The outline was accomplished with Prismacolor Verithin on the cool zone of the Icarus board.

In this step I blocked-in the main colors on the warm zone with very low heat, just enough to soften the waxy pigments.

After setting the temperature control at medium, I began adding pigment until the canvas was completely covered. I then blended the colors with a tortillon or a paper stump.

I really enjoyed this piece. However, now that it's finished, I wish I made it larger. The swirls of colors would have looked even better on a 12" x 12". It probably would have taken me the same amount of time had I incorporated wax pastels (Neocolors).

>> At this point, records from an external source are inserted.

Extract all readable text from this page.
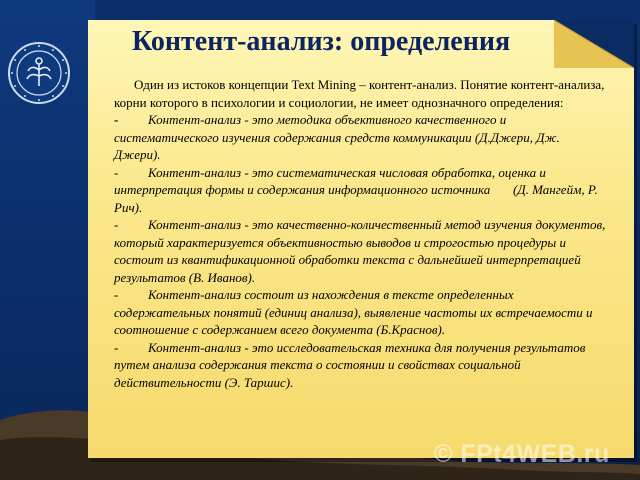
Контент-анализ: определения

Один из истоков концепции Text Mining – контент-анализ. Понятие контент-анализа, корни которого в психологии и социологии, не имеет однозначного определения:

- Контент-анализ - это методика объективного качественного и систематического изучения содержания средств коммуникации (Д.Джери, Дж. Джери).

- Контент-анализ - это систематическая числовая обработка, оценка и интерпретация формы и содержания информационного источника       (Д. Мангейм, Р. Рич).

- Контент-анализ - это качественно-количественный метод изучения документов, который характеризуется объективностью выводов и строгостью процедуры и состоит из квантификационной обработки текста с дальнейшей интерпретацией результатов (В. Иванов).

- Контент-анализ состоит из нахождения в тексте определенных содержательных понятий (единиц анализа), выявление частоты их встречаемости и соотношение с содержанием всего документа (Б.Краснов).

- Контент-анализ - это исследовательская техника для получения результатов путем анализа содержания текста о состоянии и свойствах социальной действительности (Э. Таршис).

© FPt4WEB.ru
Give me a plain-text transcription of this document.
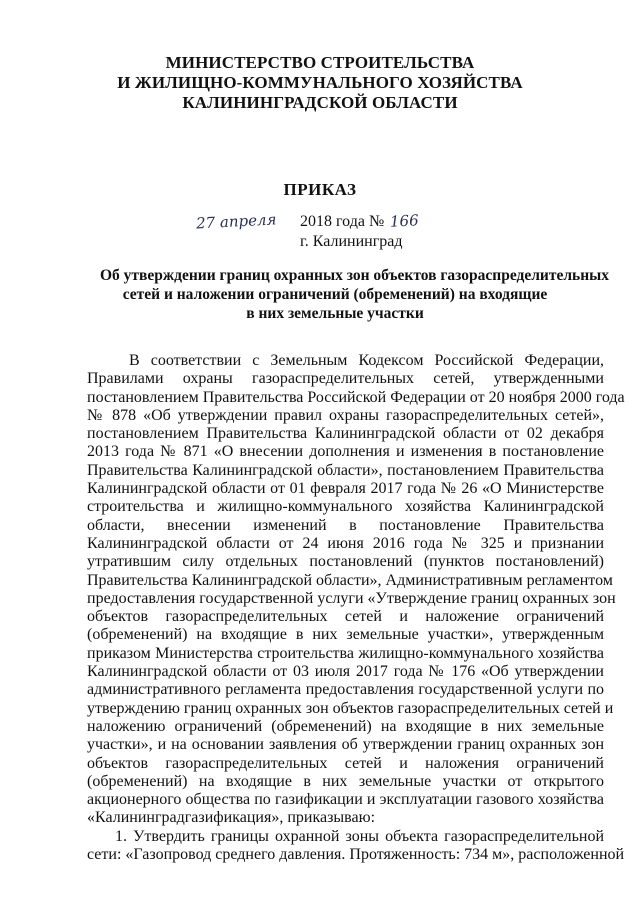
МИНИСТЕРСТВО СТРОИТЕЛЬСТВА
И ЖИЛИЩНО-КОММУНАЛЬНОГО ХОЗЯЙСТВА
КАЛИНИНГРАДСКОЙ ОБЛАСТИ
ПРИКАЗ
27 апреля 2018 года № 166
г. Калининград
Об утверждении границ охранных зон объектов газораспределительных
сетей и наложении ограничений (обременений) на входящие
в них земельные участки
В соответствии с Земельным Кодексом Российской Федерации,
Правилами охраны газораспределительных сетей, утвержденными
постановлением Правительства Российской Федерации от 20 ноября 2000 года
№ 878 «Об утверждении правил охраны газораспределительных сетей»,
постановлением Правительства Калининградской области от 02 декабря
2013 года № 871 «О внесении дополнения и изменения в постановление
Правительства Калининградской области», постановлением Правительства
Калининградской области от 01 февраля 2017 года № 26 «О Министерстве
строительства и жилищно-коммунального хозяйства Калининградской
области, внесении изменений в постановление Правительства
Калининградской области от 24 июня 2016 года № 325 и признании
утратившим силу отдельных постановлений (пунктов постановлений)
Правительства Калининградской области», Административным регламентом
предоставления государственной услуги «Утверждение границ охранных зон
объектов газораспределительных сетей и наложение ограничений
(обременений) на входящие в них земельные участки», утвержденным
приказом Министерства строительства жилищно-коммунального хозяйства
Калининградской области от 03 июля 2017 года № 176 «Об утверждении
административного регламента предоставления государственной услуги по
утверждению границ охранных зон объектов газораспределительных сетей и
наложению ограничений (обременений) на входящие в них земельные
участки», и на основании заявления об утверждении границ охранных зон
объектов газораспределительных сетей и наложения ограничений
(обременений) на входящие в них земельные участки от открытого
акционерного общества по газификации и эксплуатации газового хозяйства
«Калининградгазификация», приказываю:
1. Утвердить границы охранной зоны объекта газораспределительной
сети: «Газопровод среднего давления. Протяженность: 734 м», расположенной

I just mounted the canvas on a 6" x 6" x 2" Claybord. Soon I can varnish it, photograph it, and put it for sale on my website.

 

“Beneath the Blue”

Title: Beneath the Blue
Size: 15" x 20" - after framing 26" x 31"
Medium: Prismacolor Premier, Caran d'Ache Luminance, Derwent Coloursoft, Faber-Castell Polychromos colored pencils
Tools: tortillions and paper stumps
Surface: Art Spectrum Colourfix Supertooth board
Technique: Icarus Drawing Board
Presentation: mounted on a 3/4" Ampersand Claybord, varnished and framed

Getting back to flowers after a long hiatus was exhilarating. As you can see, Beneath the Blue, as all my flower paintingsis depicting a daisy below the water surface.

Here's an excerpt from my artist statement that gives you some insight on my vision: "Water transforms everything it touches: hard lines become soft, warm colors cool, solid shapes break down into parts. Realism evolves into abstraction and the ordinary becomes extraordinary. The interplay between these realms is an endless source of inspiration for me."